The Soil Health Gap study found that cropping systems should be compared to reference land within the same soil type and climate conditions. Localized differences in soil type and precipitation allow the soil health to respond differently to management practices.

“We realized that healthy soil will be specific to the region. What is healthy in Lincoln may not be possible in the Panhandle,” Maharjan said. “So, we decided soil health has to be benchmarked —Panhandle healthy soil will be referenced with native soil in the Panhandle.”

The Soil Health Gap study encouraged the researchers to further pursue a reference land classification system. Cropland Reference Ecological Unit (CREU) would compare all cropland to identified reference land found in the same ecological area. The comparison system will set a natural framework to compare soil health within the same soil type and climate conditions.

“Can I compare my cropland with native land near Lincoln? Most likely not, it has to be very region specific,” Maharjan said. “The CREU talks about a unit of landmass where you can compare the soils from different sites. It shouldn’t be just geographic like Scotts Bluff County; it should be more natural boundaries.”

The theory will mean all soil within an identified land unit can have similar SOM potential.

Das further explained the significance for developing CREU in Nebraska by noting that the Panhandle receives, on average, half the amount of annual precipitation as eastern Nebraska and the Panhandle soil type is more sandy.

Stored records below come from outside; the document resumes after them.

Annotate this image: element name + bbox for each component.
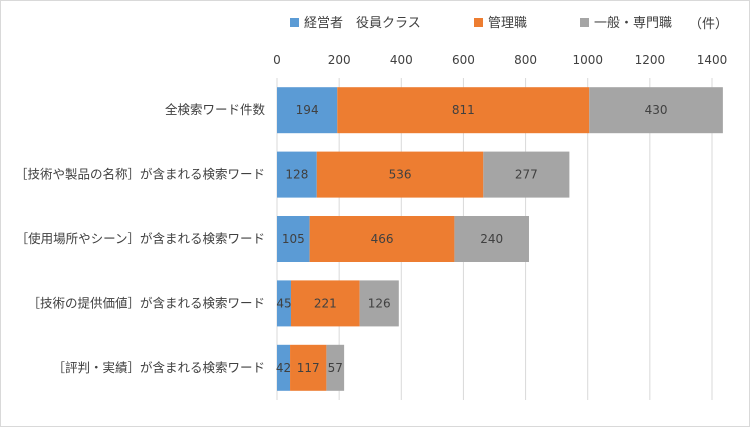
data-label: 811 [452,103,475,117]
x-tick-label: 0 [273,53,281,67]
data-label: 117 [297,361,320,375]
category-label: ［技術の提供価値］が含まれる検索ワード [27,295,265,310]
bars: 194 811 430 128 536 277 105 466 240 45 221 126 42 117… [276,87,723,391]
data-label: 430 [645,103,668,117]
data-label: 240 [480,232,503,246]
category-label: ［使用場所やシーン］が含まれる検索ワード [16,231,265,246]
data-label: 277 [515,168,538,182]
category-labels: 全検索ワード件数 ［技術や製品の名称］が含まれる検索ワード ［使用場所やシーン］が含… [15,102,266,375]
category-label: 全検索ワード件数 [165,102,266,117]
x-tick-label: 1400 [697,53,728,67]
data-label: 57 [328,361,343,375]
x-axis-ticks: 0 200 400 600 800 1000 1200 1400 [273,53,727,67]
legend-swatch [290,18,299,27]
unit-label: （件） [689,17,728,32]
data-label: 221 [314,296,337,310]
bar-segment [277,280,291,327]
data-label: 126 [368,296,391,310]
bar-segment [589,87,723,134]
legend: 経営者 役員クラス 管理職 一般・専門職 [290,15,672,31]
bar-segment [359,280,399,327]
legend-entry: 一般・専門職 [594,15,672,31]
bar-segment [277,216,310,262]
data-label: 128 [285,168,308,182]
x-tick-label: 1200 [635,53,666,67]
data-label: 466 [371,232,394,246]
bar-segment [454,216,529,262]
x-tick-label: 400 [390,53,413,67]
bar-segment [309,216,455,262]
x-tick-label: 1000 [572,53,603,67]
legend-swatch [474,18,483,27]
category-label: ［技術や製品の名称］が含まれる検索ワード [15,167,265,182]
x-tick-label: 600 [452,53,475,67]
data-label: 45 [276,296,291,310]
bar-segment [277,87,338,134]
bar-segment [277,151,317,198]
x-tick-label: 200 [328,53,351,67]
data-label: 536 [389,168,412,182]
data-label: 105 [282,232,305,246]
bar-segment [337,87,590,134]
legend-entry: 管理職 [488,16,527,31]
bar-segment [290,344,327,391]
data-label: 194 [296,103,319,117]
bar-segment [326,344,345,391]
x-tick-label: 800 [514,53,537,67]
legend-swatch [580,18,589,27]
bar-segment [277,344,291,391]
bar-segment [290,280,360,327]
data-label: 42 [276,361,291,375]
category-label: ［評判・実績］が含まれる検索ワード [52,360,265,375]
bar-segment [483,151,570,198]
bar-segment [316,151,484,198]
legend-entry: 経営者 役員クラス [304,16,421,31]
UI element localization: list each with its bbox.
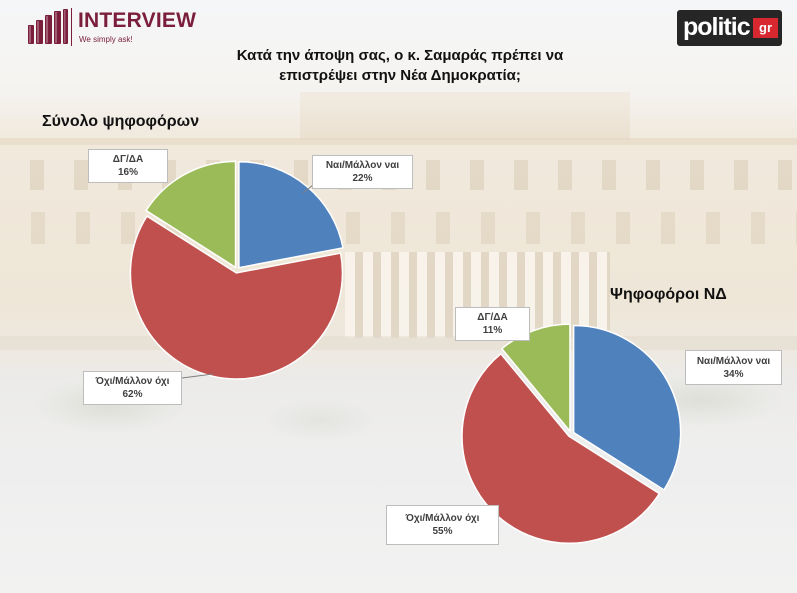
- pie-chart-1: [129, 160, 344, 380]
- data-label-category: Όχι/Μάλλον όχι: [405, 513, 480, 524]
- leader-line: [181, 373, 214, 379]
- data-label-value: 11%: [482, 325, 503, 336]
- chart-title-all-voters: Σύνολο ψηφοφόρων: [42, 113, 200, 130]
- logo-separator: [71, 8, 72, 46]
- data-label-value: 34%: [723, 368, 744, 380]
- pie-slice-dont-know-no-answer: [145, 160, 237, 269]
- pie-slice-yes-probably-yes: [238, 160, 344, 269]
- leader-line: [302, 184, 314, 194]
- data-label-value: 55%: [432, 526, 453, 537]
- data-label-category: Όχι/Μάλλον όχι: [95, 376, 170, 387]
- survey-question: Κατά την άποψη σας, ο κ. Σαμαράς πρέπει …: [150, 46, 650, 86]
- data-label-value: 62%: [122, 389, 143, 400]
- survey-question-line-2: επιστρέψει στην Νέα Δημοκρατία;: [279, 67, 521, 84]
- politic-logo: politic gr: [677, 10, 782, 46]
- building-windows-lower: [0, 212, 797, 244]
- pie-slice-yes-probably-yes: [572, 324, 682, 491]
- data-label-yes: Ναι/Μάλλον ναι 34%: [685, 350, 782, 385]
- building-attic: [300, 92, 630, 140]
- data-label-category: Ναι/Μάλλον ναι: [696, 355, 771, 367]
- partner-logo-main: politic: [683, 13, 751, 41]
- brand-name: INTERVIEW: [78, 9, 197, 32]
- data-label-category: Ναι/Μάλλον ναι: [325, 160, 400, 171]
- data-label-category: ΔΓ/ΔΑ: [477, 312, 508, 323]
- chart-title-nd-voters: Ψηφοφόροι ΝΔ: [610, 286, 727, 303]
- data-label-value: 16%: [117, 167, 138, 178]
- brand-tagline: We simply ask!: [79, 35, 133, 44]
- data-label-dont-know: ΔΓ/ΔΑ 11%: [455, 307, 530, 341]
- data-label-no: Όχι/Μάλλον όχι 62%: [83, 371, 182, 405]
- pie-slice-dont-know-no-answer: [500, 323, 571, 434]
- partner-logo-suffix: gr: [753, 18, 778, 38]
- data-label-value: 22%: [352, 173, 373, 184]
- pie-chart-2: [461, 323, 682, 544]
- survey-question-line-1: Κατά την άποψη σας, ο κ. Σαμαράς πρέπει …: [236, 47, 564, 64]
- data-label-no: Όχι/Μάλλον όχι 55%: [386, 505, 499, 545]
- data-label-category: ΔΓ/ΔΑ: [112, 154, 144, 165]
- data-label-dont-know: ΔΓ/ΔΑ 16%: [88, 149, 168, 183]
- building-cornice: [0, 138, 797, 145]
- interview-bars-icon: [28, 9, 68, 44]
- data-label-yes: Ναι/Μάλλον ναι 22%: [312, 155, 413, 189]
- pie-slice-no-probably-no: [129, 215, 344, 380]
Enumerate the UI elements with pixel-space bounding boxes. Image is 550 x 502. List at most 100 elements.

If SOM is on average 7% near Lincoln, it is not reasonable to expect the same percent to be achieved near Scottsbluff.

“All the soil has different potential, what (SOM) can be reached, then you can compare each land within this natural boundary,” Das said. “Initially, the soil all has the same potential in the land blocks, then management practices or something has happened which made (SOM) to go down or up.”

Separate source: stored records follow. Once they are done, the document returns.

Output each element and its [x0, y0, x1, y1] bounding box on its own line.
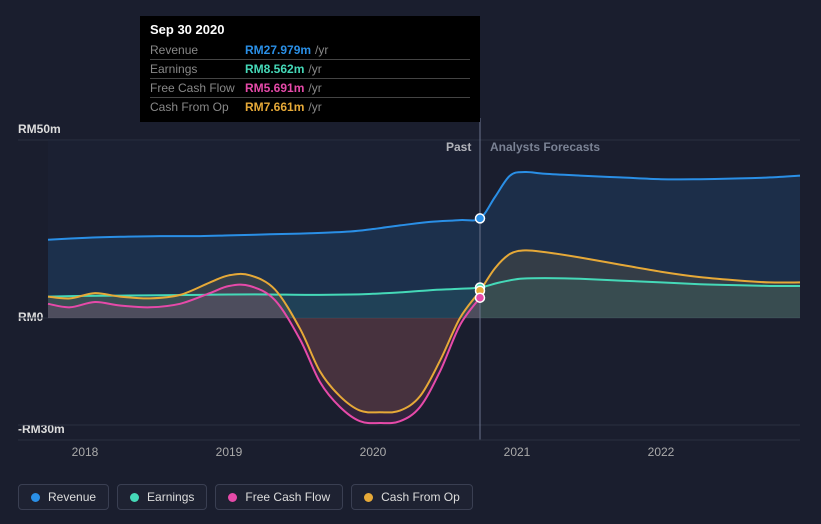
legend-dot-icon: [31, 493, 40, 502]
tooltip-table: RevenueRM27.979m/yrEarningsRM8.562m/yrFr…: [150, 41, 470, 116]
x-axis-label: 2019: [199, 445, 259, 459]
legend-label: Free Cash Flow: [245, 490, 330, 504]
legend-dot-icon: [130, 493, 139, 502]
x-axis-label: 2022: [631, 445, 691, 459]
tooltip-row-label: Earnings: [150, 60, 245, 79]
tooltip-row-label: Revenue: [150, 41, 245, 60]
legend-dot-icon: [228, 493, 237, 502]
legend-item[interactable]: Revenue: [18, 484, 109, 510]
marker-fcf: [476, 293, 485, 302]
tooltip-date: Sep 30 2020: [150, 22, 470, 37]
tooltip-row: EarningsRM8.562m/yr: [150, 60, 470, 79]
tooltip-row: RevenueRM27.979m/yr: [150, 41, 470, 60]
tooltip-row-value: RM27.979m/yr: [245, 41, 470, 60]
tooltip-row-label: Free Cash Flow: [150, 79, 245, 98]
legend-label: Cash From Op: [381, 490, 460, 504]
tooltip-row-value: RM7.661m/yr: [245, 98, 470, 117]
legend-item[interactable]: Free Cash Flow: [215, 484, 343, 510]
legend-label: Revenue: [48, 490, 96, 504]
legend-item[interactable]: Earnings: [117, 484, 207, 510]
legend-item[interactable]: Cash From Op: [351, 484, 473, 510]
chart-tooltip: Sep 30 2020 RevenueRM27.979m/yrEarningsR…: [140, 16, 480, 122]
legend-dot-icon: [364, 493, 373, 502]
x-axis-label: 2021: [487, 445, 547, 459]
tooltip-row-label: Cash From Op: [150, 98, 245, 117]
chart-legend: Revenue Earnings Free Cash Flow Cash From O…: [18, 484, 473, 510]
legend-label: Earnings: [147, 490, 194, 504]
tooltip-row-value: RM5.691m/yr: [245, 79, 470, 98]
x-axis-label: 2018: [55, 445, 115, 459]
tooltip-row: Cash From OpRM7.661m/yr: [150, 98, 470, 117]
marker-revenue: [476, 214, 485, 223]
x-axis-label: 2020: [343, 445, 403, 459]
financials-chart: Sep 30 2020 RevenueRM27.979m/yrEarningsR…: [0, 0, 821, 524]
tooltip-row-value: RM8.562m/yr: [245, 60, 470, 79]
tooltip-row: Free Cash FlowRM5.691m/yr: [150, 79, 470, 98]
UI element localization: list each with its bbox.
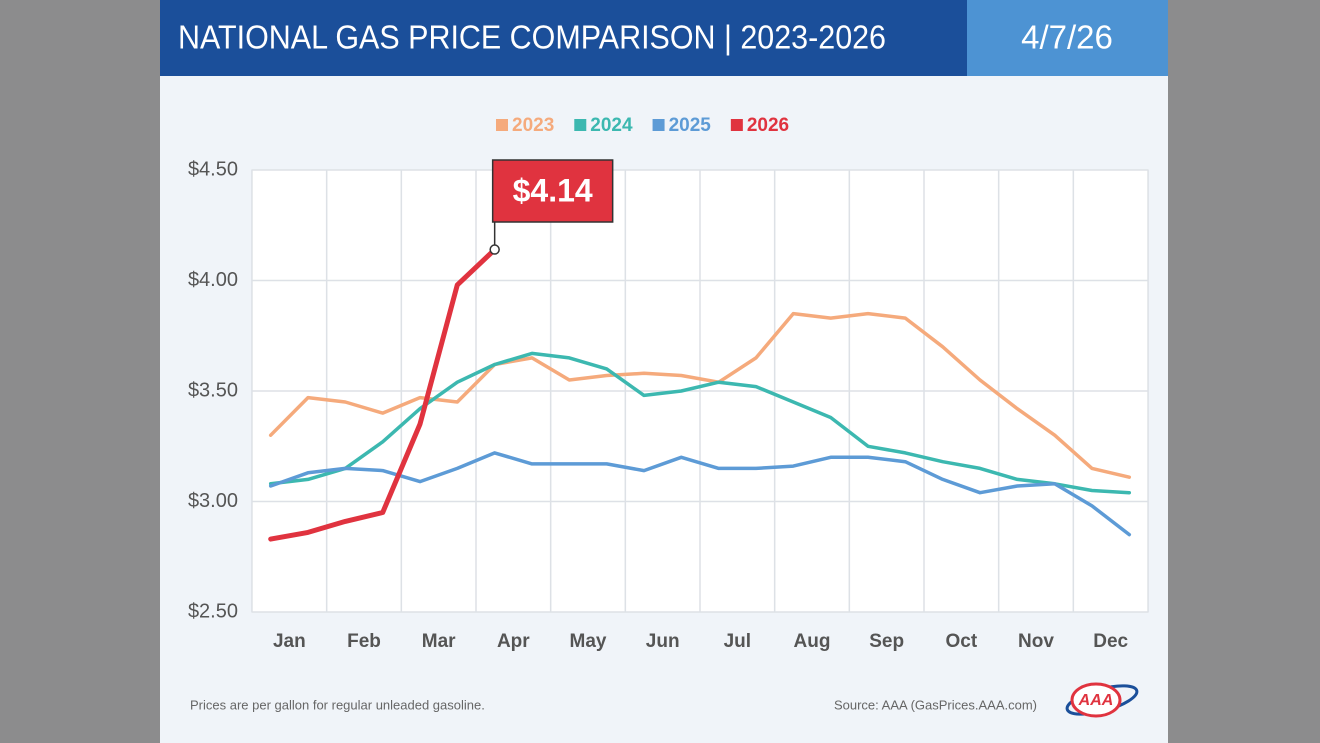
x-tick-label: May <box>570 631 607 652</box>
legend-swatch <box>496 119 508 131</box>
y-tick-label: $2.50 <box>188 600 238 622</box>
x-tick-label: Jul <box>724 631 751 652</box>
series-line <box>268 247 498 542</box>
callout-box <box>491 159 614 223</box>
x-tick-label: Jun <box>646 631 680 652</box>
legend-swatch <box>730 119 743 131</box>
legend-label: 2025 <box>669 115 712 136</box>
series-line <box>268 351 1132 495</box>
blur-left <box>0 0 160 743</box>
logo-text: AAA <box>1078 692 1114 709</box>
date: 4/7/26 <box>1021 19 1113 56</box>
y-tick-label: $4.50 <box>188 158 238 180</box>
x-tick-label: Jan <box>273 631 306 652</box>
y-tick-label: $3.00 <box>188 490 238 512</box>
legend-label: 2023 <box>512 115 554 136</box>
x-tick-label: Sep <box>869 631 904 652</box>
legend-swatch <box>574 119 587 131</box>
x-tick-label: Mar <box>422 631 456 652</box>
value-label: $4.14 <box>513 172 593 208</box>
series-line <box>268 311 1132 479</box>
legend-label: 2024 <box>590 115 633 136</box>
x-tick-label: Dec <box>1093 631 1128 652</box>
end-point <box>489 244 500 255</box>
chart-title: NATIONAL GAS PRICE COMPARISON | 2023-202… <box>178 19 886 56</box>
y-tick-label: $3.50 <box>188 379 238 401</box>
blur-right <box>1168 0 1320 743</box>
date-box <box>967 0 1168 76</box>
source: Source: AAA (GasPrices.AAA.com) <box>834 697 1037 712</box>
x-tick-label: Apr <box>497 631 530 652</box>
x-tick-label: Oct <box>945 631 977 652</box>
aaa-logo: AAA <box>1065 682 1139 718</box>
footnote: Prices are per gallon for regular unlead… <box>190 697 485 712</box>
legend-label: 2026 <box>747 115 789 136</box>
legend-swatch <box>652 119 665 131</box>
y-tick-label: $4.00 <box>188 269 238 291</box>
x-tick-label: Feb <box>347 631 381 652</box>
series-line <box>268 451 1132 537</box>
x-tick-label: Aug <box>794 631 831 652</box>
x-tick-label: Nov <box>1018 631 1054 652</box>
header-bar <box>160 0 968 76</box>
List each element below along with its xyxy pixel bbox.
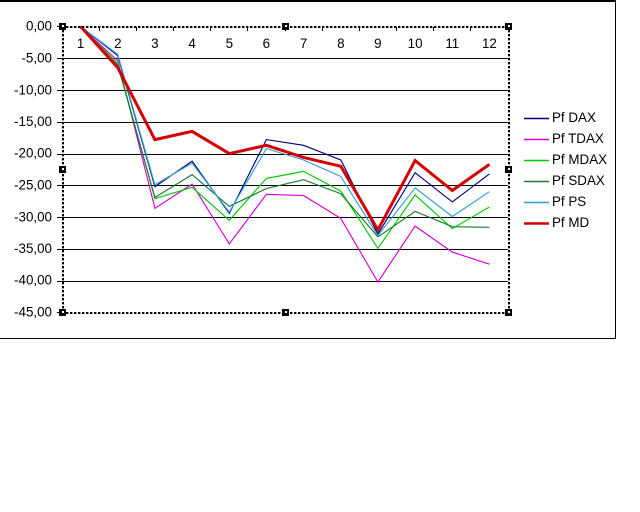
svg-text:Pf MDAX: Pf MDAX	[552, 152, 607, 167]
svg-text:8: 8	[337, 36, 344, 51]
svg-text:-45,00: -45,00	[14, 305, 52, 320]
svg-text:7: 7	[300, 36, 307, 51]
svg-text:Pf DAX: Pf DAX	[552, 110, 596, 125]
svg-text:4: 4	[188, 36, 196, 51]
svg-text:-10,00: -10,00	[14, 83, 52, 98]
svg-text:3: 3	[151, 36, 158, 51]
svg-text:-30,00: -30,00	[14, 210, 52, 225]
svg-text:2: 2	[114, 36, 121, 51]
svg-text:-35,00: -35,00	[14, 241, 52, 256]
svg-text:12: 12	[482, 36, 497, 51]
svg-text:Pf SDAX: Pf SDAX	[552, 173, 605, 188]
svg-text:9: 9	[374, 36, 381, 51]
svg-text:Pf PS: Pf PS	[552, 194, 586, 209]
svg-text:6: 6	[263, 36, 270, 51]
svg-text:-15,00: -15,00	[14, 114, 52, 129]
svg-text:Pf TDAX: Pf TDAX	[552, 131, 604, 146]
svg-text:-20,00: -20,00	[14, 146, 52, 161]
svg-text:10: 10	[408, 36, 423, 51]
svg-text:1: 1	[77, 36, 84, 51]
svg-text:0,00: 0,00	[26, 19, 52, 34]
svg-text:5: 5	[226, 36, 233, 51]
svg-text:Pf MD: Pf MD	[552, 215, 590, 230]
svg-text:-25,00: -25,00	[14, 178, 52, 193]
svg-text:-40,00: -40,00	[14, 273, 52, 288]
svg-text:-5,00: -5,00	[21, 51, 52, 66]
svg-text:11: 11	[445, 36, 459, 51]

The researchers worked with NRCS existing land hierarchy of Major Land Resource Areas (MLRA) as benchmark land sites. The CREU model was established by further segregating MLRA sites by soil characteristics and precipitation.

“The NRCS already has their own land classification system. We are taking that and then divvying it up even further,” Maharjan said.

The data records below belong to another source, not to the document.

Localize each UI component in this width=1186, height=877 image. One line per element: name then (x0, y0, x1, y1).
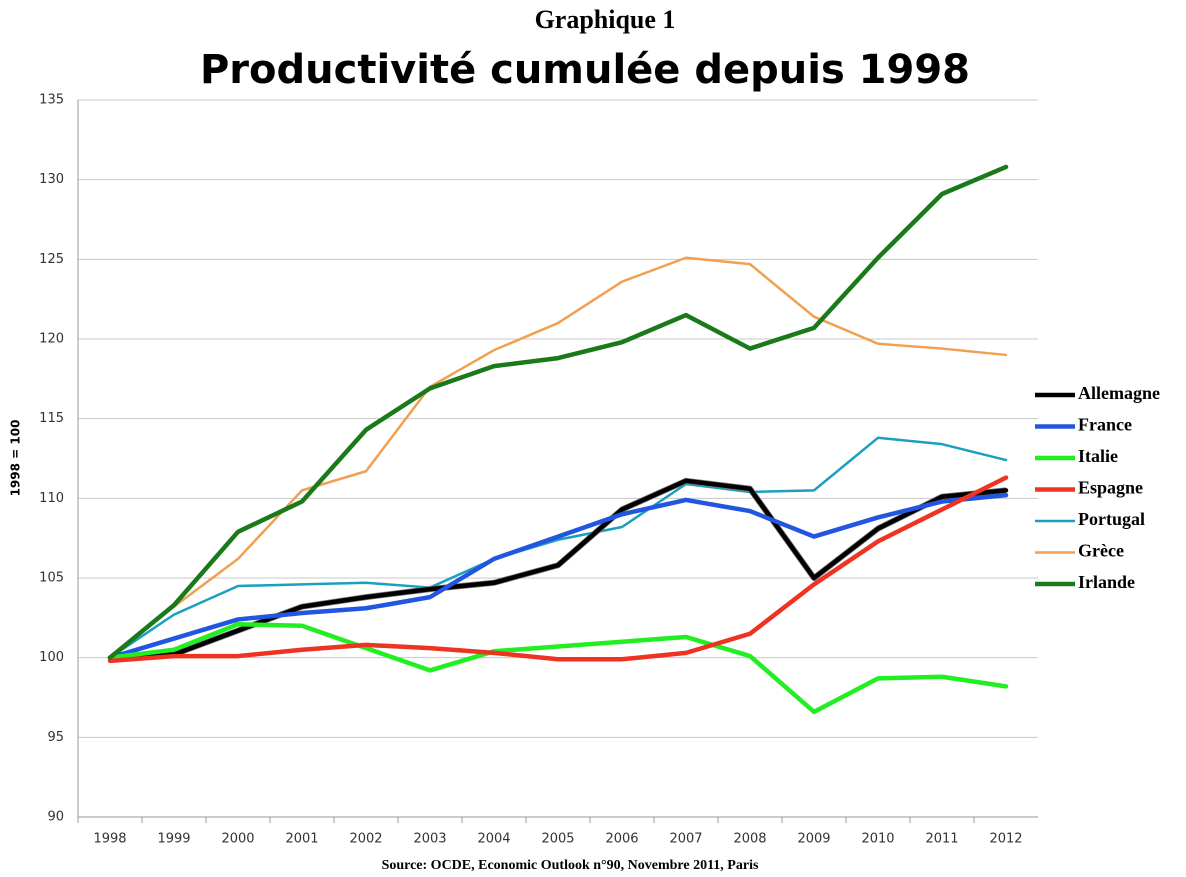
y-tick-label: 125 (39, 252, 64, 267)
y-tick-label: 110 (39, 491, 64, 506)
x-tick-label: 2003 (413, 832, 446, 847)
series-line (107, 621, 1009, 715)
x-tick-label: 2008 (733, 832, 766, 847)
y-tick-label: 120 (39, 332, 64, 347)
y-tick-label: 100 (39, 650, 64, 665)
x-tick-label: 2011 (925, 832, 958, 847)
x-tick-label: 2009 (797, 832, 830, 847)
series-line (108, 436, 1008, 659)
x-tick-label: 2005 (541, 832, 574, 847)
x-tick-label: 2001 (285, 832, 318, 847)
legend-label: Grèce (1078, 541, 1124, 561)
x-tick-label: 2007 (669, 832, 702, 847)
legend-label: France (1078, 415, 1132, 435)
legend-label: Espagne (1078, 478, 1143, 498)
y-axis-label: 1998 = 100 (9, 420, 23, 497)
y-tick-label: 135 (39, 93, 64, 108)
y-tick-label: 105 (39, 571, 64, 586)
series-line (108, 256, 1008, 659)
x-tick-label: 1999 (157, 832, 190, 847)
y-tick-label: 115 (39, 411, 64, 426)
legend-label: Allemagne (1078, 383, 1160, 403)
x-tick-label: 2006 (605, 832, 638, 847)
source: Source: OCDE, Economic Outlook n°90, Nov… (382, 858, 759, 873)
y-tick-label: 90 (47, 810, 64, 825)
x-tick-label: 2000 (221, 832, 254, 847)
legend-label: Italie (1078, 446, 1118, 466)
x-tick-label: 2002 (349, 832, 382, 847)
chart-title: Productivité cumulée depuis 1998 (200, 47, 970, 93)
series-line (107, 492, 1009, 660)
x-tick-label: 2012 (989, 832, 1022, 847)
x-tick-label: 2004 (477, 832, 510, 847)
series-outline (109, 477, 1007, 661)
x-tick-label: 1998 (93, 832, 126, 847)
legend-label: Irlande (1078, 572, 1135, 592)
series-line (107, 164, 1009, 660)
legend-label: Portugal (1078, 509, 1145, 529)
x-tick-label: 2010 (861, 832, 894, 847)
y-tick-label: 130 (39, 172, 64, 187)
chart-supertitle: Graphique 1 (535, 5, 676, 34)
series-line (107, 475, 1009, 664)
y-tick-label: 95 (47, 730, 64, 745)
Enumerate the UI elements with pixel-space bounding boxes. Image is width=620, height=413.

Once CREU sites are designated and soil samples are compared to the identified reference land or native rangeland. As a result, management practices can be addressed.

Maharjan said that typically cropland in Scotts Bluff County is 1-2% SOM but native land has been found at 4% SOM.

“So, we can do better,” Das said. “When soil is healthy, it can store more water, more moisture for the crop and your production can be better compared to unhealthy soils.”

Maharjan said, “It’s hard to reach (4% SOM), it’s a ceiling but at least now you know. If you manage the land properly, you can shoot for four.”

The researchers both stress the importance of being good stewards of land.

“If topsoil is healthy and rich, it has its own natural system that will cope with severe weather better,” Das said.

The concept of CREU can be used anywhere to promote soil health. Maharjan and Das are moving into the next stage of CREU — demonstrating and validating.

With the aid of funding and in cooperation with NRCS, soil sampling within identified land units and analyzing will be underway. Maharjan said his PREEC lab is currently looking for an assistant to aid with organization and the additional workload.

The researchers said the end goal is to establish a web-based tool for anyone to use.

“Our end goal is an interactive map for the state where anybody can go in and check their land against some reference land and find the (soil health) gap,” Maharjan said. “A soil health interactive map, it will be unique for the nation.”